The first indication that I might be deluded came as I re-read the script, looking for a good bit to do, an extract that had a shape to it, that gave some idea of what the play was like, without requiring any of the depths I couldn't yet supply. I chose a couple of bits, read them out a few times, started learning the one that sounded best. And stopped. I couldn't learn it. It was too far along. I'd have to start at the beginning, that's where actors start learning monologues, at the beginning. Fortunately the first two pages were pretty self-contained, almost an overture. I started learning them.  I did redraft as I learned, finding the places that didn't flow out loud, and that was good. I learned it more easily than I've ever learned any text, probably because I'd already broken it down into thoughts in order to translate it, or maybe just because I'd worked on the English words for so long that I already knew them a bit.

                     
                                                 *                  *                   *

Which brings me to last night, to that scratch night, where I learned that it's one thing to say you don't care about your performance as such, just about speaking the words in English to an audience, and another thing to actually not care about your performance, as such. Don't get me wrong; I held the audience, they laughed in the right places, even got a little bit tense in the right places - a little bit.  The text certainly worked, some decisions about it that had troubled me had clearly succeeded, and my core skills in speaking text didn't fail me. But, it was empty when it should have been full, a husk instead of a ripe fruit. In Mairoula's terminology - the title is both a name and an acronym- a watermelon that was a bit unripe, not very juicy, a bit bleah.

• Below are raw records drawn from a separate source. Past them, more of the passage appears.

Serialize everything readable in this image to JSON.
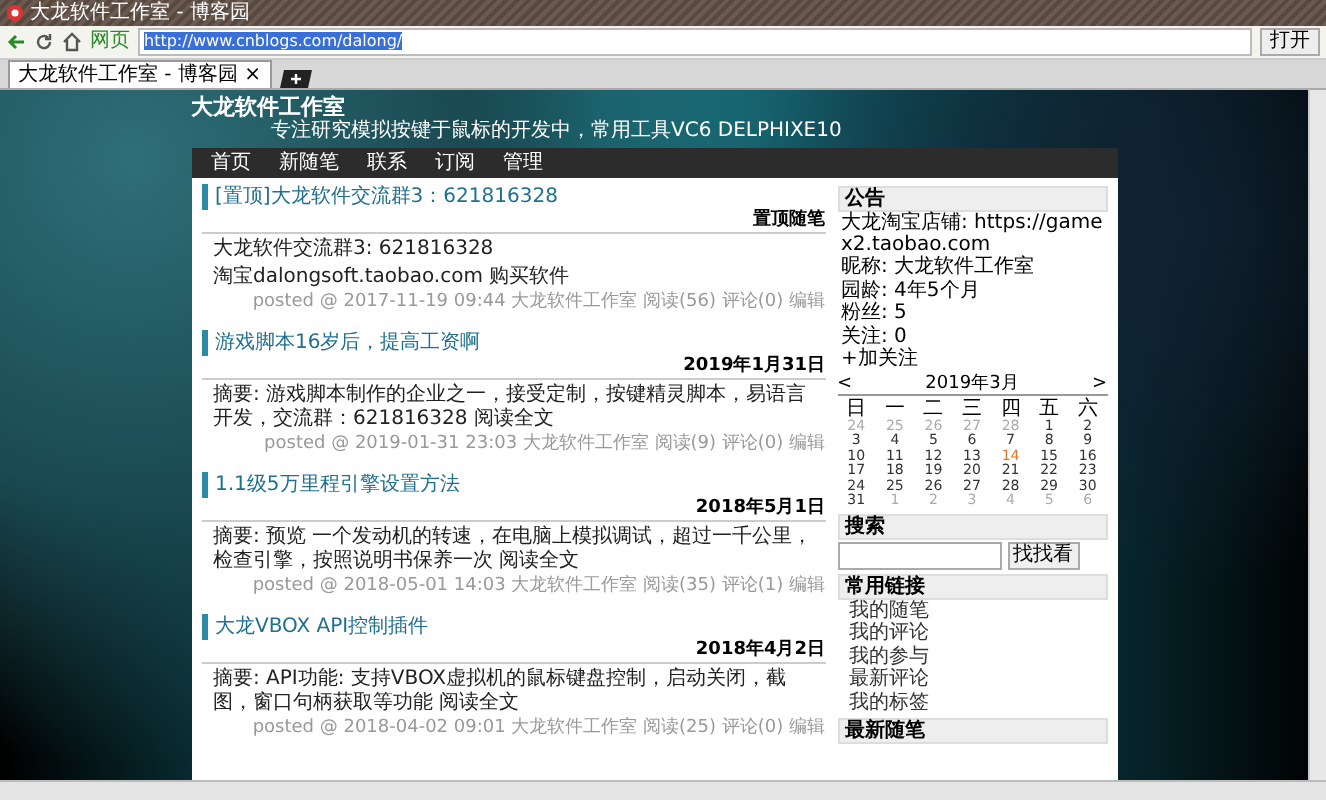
{
  "browser": {
    "window_title": "大龙软件工作室 - 博客园",
    "site_label": "网页",
    "address": "http://www.cnblogs.com/dalong/",
    "go_button": "打开",
    "tab": {
      "title": "大龙软件工作室 - 博客园",
      "close": "×"
    }
  },
  "blog": {
    "title": "大龙软件工作室",
    "subtitle": "专注研究模拟按键于鼠标的开发中，常用工具VC6 DELPHIXE10",
    "nav": [
      "首页",
      "新随笔",
      "联系",
      "订阅",
      "管理"
    ]
  },
  "posts": [
    {
      "title": "[置顶]大龙软件交流群3：621816328",
      "date": "置顶随笔",
      "body": [
        "大龙软件交流群3: 621816328",
        "淘宝dalongsoft.taobao.com 购买软件"
      ],
      "footer": "posted @ 2017-11-19 09:44 大龙软件工作室 阅读(56) 评论(0) 编辑"
    },
    {
      "title": "游戏脚本16岁后，提高工资啊",
      "date": "2019年1月31日",
      "body": [
        "摘要: 游戏脚本制作的企业之一，接受定制，按键精灵脚本，易语言开发，交流群：621816328 阅读全文"
      ],
      "footer": "posted @ 2019-01-31 23:03 大龙软件工作室 阅读(9) 评论(0) 编辑"
    },
    {
      "title": "1.1级5万里程引擎设置方法",
      "date": "2018年5月1日",
      "body": [
        "摘要: 预览 一个发动机的转速，在电脑上模拟调试，超过一千公里，检查引擎，按照说明书保养一次 阅读全文"
      ],
      "footer": "posted @ 2018-05-01 14:03 大龙软件工作室 阅读(35) 评论(1) 编辑"
    },
    {
      "title": "大龙VBOX API控制插件",
      "date": "2018年4月2日",
      "body": [
        "摘要: API功能: 支持VBOX虚拟机的鼠标键盘控制，启动关闭，截图，窗口句柄获取等功能 阅读全文"
      ],
      "footer": "posted @ 2018-04-02 09:01 大龙软件工作室 阅读(25) 评论(0) 编辑"
    }
  ],
  "sidebar": {
    "notice": {
      "heading": "公告",
      "lines": [
        "大龙淘宝店铺: https://gamex2.taobao.com",
        "昵称: 大龙软件工作室",
        "园龄: 4年5个月",
        "粉丝: 5",
        "关注: 0"
      ],
      "follow": "+加关注"
    },
    "calendar": {
      "month": "2019年3月",
      "prev": "<",
      "next": ">",
      "weekdays": [
        "日",
        "一",
        "二",
        "三",
        "四",
        "五",
        "六"
      ],
      "weeks": [
        [
          {
            "day": "24",
            "other": true,
            "today": false
          },
          {
            "day": "25",
            "other": true,
            "today": false
          },
          {
            "day": "26",
            "other": true,
            "today": false
          },
          {
            "day": "27",
            "other": true,
            "today": false
          },
          {
            "day": "28",
            "other": true,
            "today": false
          },
          {
            "day": "1",
            "other": false,
            "today": false
          },
          {
            "day": "2",
            "other": false,
            "today": false
          }
        ],
        [
          {
            "day": "3",
            "other": false,
            "today": false
          },
          {
            "day": "4",
            "other": false,
            "today": false
          },
          {
            "day": "5",
            "other": false,
            "today": false
          },
          {
            "day": "6",
            "other": false,
            "today": false
          },
          {
            "day": "7",
            "other": false,
            "today": false
          },
          {
            "day": "8",
            "other": false,
            "today": false
          },
          {
            "day": "9",
            "other": false,
            "today": false
          }
        ],
        [
          {
            "day": "10",
            "other": false,
            "today": false
          },
          {
            "day": "11",
            "other": false,
            "today": false
          },
          {
            "day": "12",
            "other": false,
            "today": false
          },
          {
            "day": "13",
            "other": false,
            "today": false
          },
          {
            "day": "14",
            "other": false,
            "today": true
          },
          {
            "day": "15",
            "other": false,
            "today": false
          },
          {
            "day": "16",
            "other": false,
            "today": false
          }
        ],
        [
          {
            "day": "17",
            "other": false,
            "today": false
          },
          {
            "day": "18",
            "other": false,
            "today": false
          },
          {
            "day": "19",
            "other": false,
            "today": false
          },
          {
            "day": "20",
            "other": false,
            "today": false
          },
          {
            "day": "21",
            "other": false,
            "today": false
          },
          {
            "day": "22",
            "other": false,
            "today": false
          },
          {
            "day": "23",
            "other": false,
            "today": false
          }
        ],
        [
          {
            "day": "24",
            "other": false,
            "today": false
          },
          {
            "day": "25",
            "other": false,
            "today": false
          },
          {
            "day": "26",
            "other": false,
            "today": false
          },
          {
            "day": "27",
            "other": false,
            "today": false
          },
          {
            "day": "28",
            "other": false,
            "today": false
          },
          {
            "day": "29",
            "other": false,
            "today": false
          },
          {
            "day": "30",
            "other": false,
            "today": false
          }
        ],
        [
          {
            "day": "31",
            "other": false,
            "today": false
          },
          {
            "day": "1",
            "other": true,
            "today": false
          },
          {
            "day": "2",
            "other": true,
            "today": false
          },
          {
            "day": "3",
            "other": true,
            "today": false
          },
          {
            "day": "4",
            "other": true,
            "today": false
          },
          {
            "day": "5",
            "other": true,
            "today": false
          },
          {
            "day": "6",
            "other": true,
            "today": false
          }
        ]
      ]
    },
    "search": {
      "heading": "搜索",
      "button": "找找看"
    },
    "links": {
      "heading": "常用链接",
      "items": [
        "我的随笔",
        "我的评论",
        "我的参与",
        "最新评论",
        "我的标签"
      ]
    },
    "recent": {
      "heading": "最新随笔"
    }
  }
}
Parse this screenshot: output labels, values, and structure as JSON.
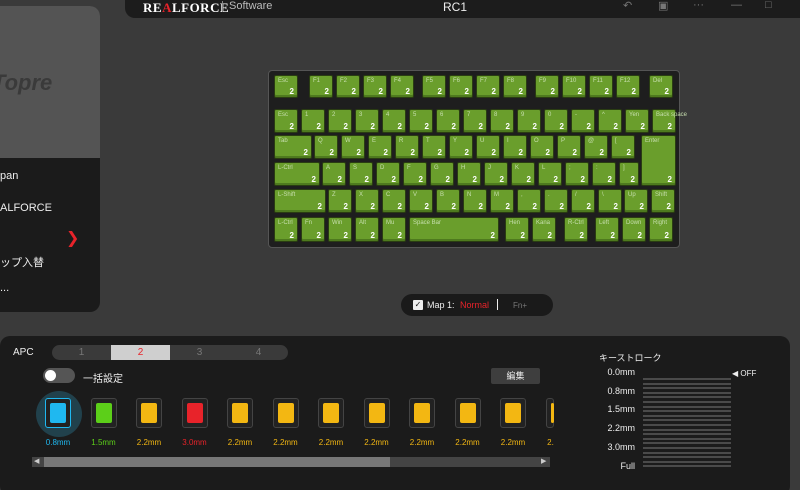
{
  "titlebar": {
    "brand_pre": "RE",
    "brand_x": "A",
    "brand_post": "LFORCE",
    "software": "Software",
    "device": "RC1",
    "icons": [
      "undo-icon",
      "save-icon",
      "more-icon",
      "minimize-icon",
      "maximize-icon"
    ]
  },
  "sidebar": {
    "logo": "Topre",
    "items": [
      {
        "label": "pan"
      },
      {
        "label": "ALFORCE"
      },
      {
        "label": "ップ入替"
      },
      {
        "label": "..."
      }
    ]
  },
  "keyboard": {
    "rows": [
      [
        {
          "l": "Esc",
          "v": "2"
        },
        {
          "l": "F1",
          "v": "2"
        },
        {
          "l": "F2",
          "v": "2"
        },
        {
          "l": "F3",
          "v": "2"
        },
        {
          "l": "F4",
          "v": "2"
        },
        {
          "l": "F5",
          "v": "2"
        },
        {
          "l": "F6",
          "v": "2"
        },
        {
          "l": "F7",
          "v": "2"
        },
        {
          "l": "F8",
          "v": "2"
        },
        {
          "l": "F9",
          "v": "2"
        },
        {
          "l": "F10",
          "v": "2"
        },
        {
          "l": "F11",
          "v": "2"
        },
        {
          "l": "F12",
          "v": "2"
        },
        {
          "l": "Del",
          "v": "2"
        }
      ],
      [
        {
          "l": "Esc",
          "v": "2"
        },
        {
          "l": "1",
          "v": "2"
        },
        {
          "l": "2",
          "v": "2"
        },
        {
          "l": "3",
          "v": "2"
        },
        {
          "l": "4",
          "v": "2"
        },
        {
          "l": "5",
          "v": "2"
        },
        {
          "l": "6",
          "v": "2"
        },
        {
          "l": "7",
          "v": "2"
        },
        {
          "l": "8",
          "v": "2"
        },
        {
          "l": "9",
          "v": "2"
        },
        {
          "l": "0",
          "v": "2"
        },
        {
          "l": "-",
          "v": "2"
        },
        {
          "l": "^",
          "v": "2"
        },
        {
          "l": "Yen",
          "v": "2"
        },
        {
          "l": "Back space",
          "v": "2"
        }
      ],
      [
        {
          "l": "Tab",
          "v": "2"
        },
        {
          "l": "Q",
          "v": "2"
        },
        {
          "l": "W",
          "v": "2"
        },
        {
          "l": "E",
          "v": "2"
        },
        {
          "l": "R",
          "v": "2"
        },
        {
          "l": "T",
          "v": "2"
        },
        {
          "l": "Y",
          "v": "2"
        },
        {
          "l": "U",
          "v": "2"
        },
        {
          "l": "I",
          "v": "2"
        },
        {
          "l": "O",
          "v": "2"
        },
        {
          "l": "P",
          "v": "2"
        },
        {
          "l": "@",
          "v": "2"
        },
        {
          "l": "[",
          "v": "2"
        },
        {
          "l": "Enter",
          "v": "2"
        }
      ],
      [
        {
          "l": "L-Ctrl",
          "v": "2"
        },
        {
          "l": "A",
          "v": "2"
        },
        {
          "l": "S",
          "v": "2"
        },
        {
          "l": "D",
          "v": "2"
        },
        {
          "l": "F",
          "v": "2"
        },
        {
          "l": "G",
          "v": "2"
        },
        {
          "l": "H",
          "v": "2"
        },
        {
          "l": "J",
          "v": "2"
        },
        {
          "l": "K",
          "v": "2"
        },
        {
          "l": "L",
          "v": "2"
        },
        {
          "l": ";",
          "v": "2"
        },
        {
          "l": ":",
          "v": "2"
        },
        {
          "l": "]",
          "v": "2"
        }
      ],
      [
        {
          "l": "L-Shift",
          "v": "2"
        },
        {
          "l": "Z",
          "v": "2"
        },
        {
          "l": "X",
          "v": "2"
        },
        {
          "l": "C",
          "v": "2"
        },
        {
          "l": "V",
          "v": "2"
        },
        {
          "l": "B",
          "v": "2"
        },
        {
          "l": "N",
          "v": "2"
        },
        {
          "l": "M",
          "v": "2"
        },
        {
          "l": ",",
          "v": "2"
        },
        {
          "l": ".",
          "v": "2"
        },
        {
          "l": "/",
          "v": "2"
        },
        {
          "l": "\\",
          "v": "2"
        },
        {
          "l": "Up",
          "v": "2"
        },
        {
          "l": "Shift",
          "v": "2"
        }
      ],
      [
        {
          "l": "L-Ctrl",
          "v": "2"
        },
        {
          "l": "Fn",
          "v": "2"
        },
        {
          "l": "Win",
          "v": "2"
        },
        {
          "l": "Alt",
          "v": "2"
        },
        {
          "l": "Mu",
          "v": "2"
        },
        {
          "l": "Space Bar",
          "v": "2"
        },
        {
          "l": "Hen",
          "v": "2"
        },
        {
          "l": "Kana",
          "v": "2"
        },
        {
          "l": "R-Ctrl",
          "v": "2"
        },
        {
          "l": "Left",
          "v": "2"
        },
        {
          "l": "Down",
          "v": "2"
        },
        {
          "l": "Right",
          "v": "2"
        }
      ]
    ]
  },
  "mapbar": {
    "check": "✓",
    "label": "Map 1:",
    "normal": "Normal",
    "fn": "Fn+"
  },
  "apc": {
    "label": "APC",
    "tabs": [
      "1",
      "2",
      "3",
      "4"
    ],
    "active_tab": 1,
    "bulk_label": "一括設定",
    "edit_button": "編集",
    "swatches": [
      {
        "label": "0.8mm",
        "color": "#1fb8f0",
        "label_color": "#1fb8f0"
      },
      {
        "label": "1.5mm",
        "color": "#5ccf19",
        "label_color": "#5ccf19"
      },
      {
        "label": "2.2mm",
        "color": "#f3b712",
        "label_color": "#f3b712"
      },
      {
        "label": "3.0mm",
        "color": "#e8232a",
        "label_color": "#e8232a"
      },
      {
        "label": "2.2mm",
        "color": "#f3b712",
        "label_color": "#f3b712"
      },
      {
        "label": "2.2mm",
        "color": "#f3b712",
        "label_color": "#f3b712"
      },
      {
        "label": "2.2mm",
        "color": "#f3b712",
        "label_color": "#f3b712"
      },
      {
        "label": "2.2mm",
        "color": "#f3b712",
        "label_color": "#f3b712"
      },
      {
        "label": "2.2mm",
        "color": "#f3b712",
        "label_color": "#f3b712"
      },
      {
        "label": "2.2mm",
        "color": "#f3b712",
        "label_color": "#f3b712"
      },
      {
        "label": "2.2mm",
        "color": "#f3b712",
        "label_color": "#f3b712"
      },
      {
        "label": "2.",
        "color": "#f3b712",
        "label_color": "#f3b712"
      }
    ]
  },
  "keystroke": {
    "title": "キーストローク",
    "labels": [
      "0.0mm",
      "0.8mm",
      "1.5mm",
      "2.2mm",
      "3.0mm",
      "Full"
    ],
    "off_marker": "◀",
    "off_label": "OFF"
  }
}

And I hated it. I hated not giving my baby - Lena's baby - the care it deserved. It hurt. It hurt during the performance, and it still hurts. A few years ago, in the depths of an ugly depression, I spent a lot of time being emotionally distant from my young son. I'm better now, and I feel like shit about those times. It's not the same thing of course, but the flavour of that guilt is like the taste in my mind right now, the taste of having betrayed a precious, tender creature in my trust. I betrayed M.A.I.R.O.U.L.A.; not grossly, not irrevocably, but I betrayed it. And it haunts me. I've spent all day writing this just to get to these two paragraphs where I can say: How stupid of me to think I could  not care about the performance, even for the sake of the translation. I may be both translator and actor here, and who knows what else, but I can't be both at the same time. And I know it was a scratch, and presented as a work in progress, and it's not the end of the world. I know. But all the same, I'm ashamed of myself. In my enthusiasm, I volunteered to do that little extract at another couple of events. I'm cancelling those. I'll go through the rest of the text reading aloud, making changes like the ones I made in the first two pages, and that's that. The rest can wait, and I can stand waiting much better than I can stand letting the material down again.